Perhaps more important, Monday’s attack is a sign of instability, which could worsen simmering factionalism in the military between moderate and hawkish camps. A military reshuffle is planned for October, and analysts say those divisions could lead to violence.

The country has been troubled for more than 10 years by an insurgency in its far south near the Thailand-Malaysia border, where ethnic Malay Muslim rebels have been conducting a low-grade guerrilla campaign. The conflict is rooted in grievances that date back decades and in a rejection of Thai rule and the presence of majority Thai Buddhists in the largely Malay region.

According to Deep South Watch, a website that monitors violence in southern Thailand, several thousand people have been killed since the insurgency began in earnest in 2001. Most of that violence has been confined to small areas in the border region, far from the capital, and there is no indication that the southern insurgency is linked to Monday’s attacks.

But analysts believe the threat of violence from that conflict, though apparently on the decline, could still affect other parts of the country. “The south Thailand insurgency has grown less lethal over the past year, but there are worrying indications militants may have expanded operations beyond the traditional conflict zone of the four southernmost provinces,” according to a report (PDF) by the International Crisis Group last month.

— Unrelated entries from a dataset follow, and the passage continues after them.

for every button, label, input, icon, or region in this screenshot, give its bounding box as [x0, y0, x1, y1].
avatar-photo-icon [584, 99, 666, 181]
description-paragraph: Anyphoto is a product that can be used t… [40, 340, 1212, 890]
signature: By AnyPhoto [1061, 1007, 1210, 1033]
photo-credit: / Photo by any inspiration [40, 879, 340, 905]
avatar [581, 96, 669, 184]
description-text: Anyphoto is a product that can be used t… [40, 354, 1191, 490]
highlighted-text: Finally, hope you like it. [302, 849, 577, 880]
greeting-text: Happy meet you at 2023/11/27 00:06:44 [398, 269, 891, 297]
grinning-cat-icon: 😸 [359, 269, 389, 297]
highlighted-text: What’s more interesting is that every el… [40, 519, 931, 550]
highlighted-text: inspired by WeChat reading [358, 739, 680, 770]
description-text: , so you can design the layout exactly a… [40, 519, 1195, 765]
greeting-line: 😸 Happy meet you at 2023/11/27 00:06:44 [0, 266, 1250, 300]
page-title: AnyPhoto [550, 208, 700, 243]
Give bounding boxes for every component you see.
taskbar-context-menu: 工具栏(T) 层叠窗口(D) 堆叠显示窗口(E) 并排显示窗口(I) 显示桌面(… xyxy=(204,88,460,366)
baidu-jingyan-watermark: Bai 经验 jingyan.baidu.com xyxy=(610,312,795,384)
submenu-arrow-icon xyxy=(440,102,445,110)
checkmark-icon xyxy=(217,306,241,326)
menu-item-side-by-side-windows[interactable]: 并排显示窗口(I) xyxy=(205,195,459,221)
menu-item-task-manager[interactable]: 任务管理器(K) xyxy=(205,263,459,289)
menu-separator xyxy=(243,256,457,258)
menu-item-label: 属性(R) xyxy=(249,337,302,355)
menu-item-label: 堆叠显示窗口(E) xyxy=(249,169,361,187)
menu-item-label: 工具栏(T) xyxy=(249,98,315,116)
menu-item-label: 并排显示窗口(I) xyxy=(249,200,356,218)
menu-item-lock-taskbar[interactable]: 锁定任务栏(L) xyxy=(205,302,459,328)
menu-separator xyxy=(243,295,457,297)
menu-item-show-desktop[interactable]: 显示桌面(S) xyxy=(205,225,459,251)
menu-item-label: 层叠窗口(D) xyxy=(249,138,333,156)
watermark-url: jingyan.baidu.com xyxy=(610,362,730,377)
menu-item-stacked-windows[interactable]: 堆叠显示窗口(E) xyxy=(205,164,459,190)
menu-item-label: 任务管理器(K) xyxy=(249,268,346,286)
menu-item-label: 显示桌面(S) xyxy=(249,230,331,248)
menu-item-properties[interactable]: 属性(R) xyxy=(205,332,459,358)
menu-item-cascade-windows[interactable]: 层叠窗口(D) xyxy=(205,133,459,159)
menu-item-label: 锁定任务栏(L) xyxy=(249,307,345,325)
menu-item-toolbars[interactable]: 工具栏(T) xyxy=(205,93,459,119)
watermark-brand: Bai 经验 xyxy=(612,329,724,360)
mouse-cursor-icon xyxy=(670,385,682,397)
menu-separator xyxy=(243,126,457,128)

“This is one of the biggest attacks outside of the deep south in Thailand since the military government took over, so the ability of the government to respond and find the perpetrators will be crucial to the stability and legitimacy of the government,” said Aim Sinpeng, a Southeast Asia political expert and an assistant professor at the University of Sydney. “When the military coup happened, it was to restore order and stability, so if the regime cannot do this for Bangkok residents, the stability of the government would be in question.”

Regardless of who was behind Monday’s attack, Thailand’s deep divisions are unlikely to be bridged anytime soon. “The army as an institution may believe stability is its top priority,” said Ahuja. “But how to achieve that stability in the long term cannot be agreed upon among those who currently hold power.”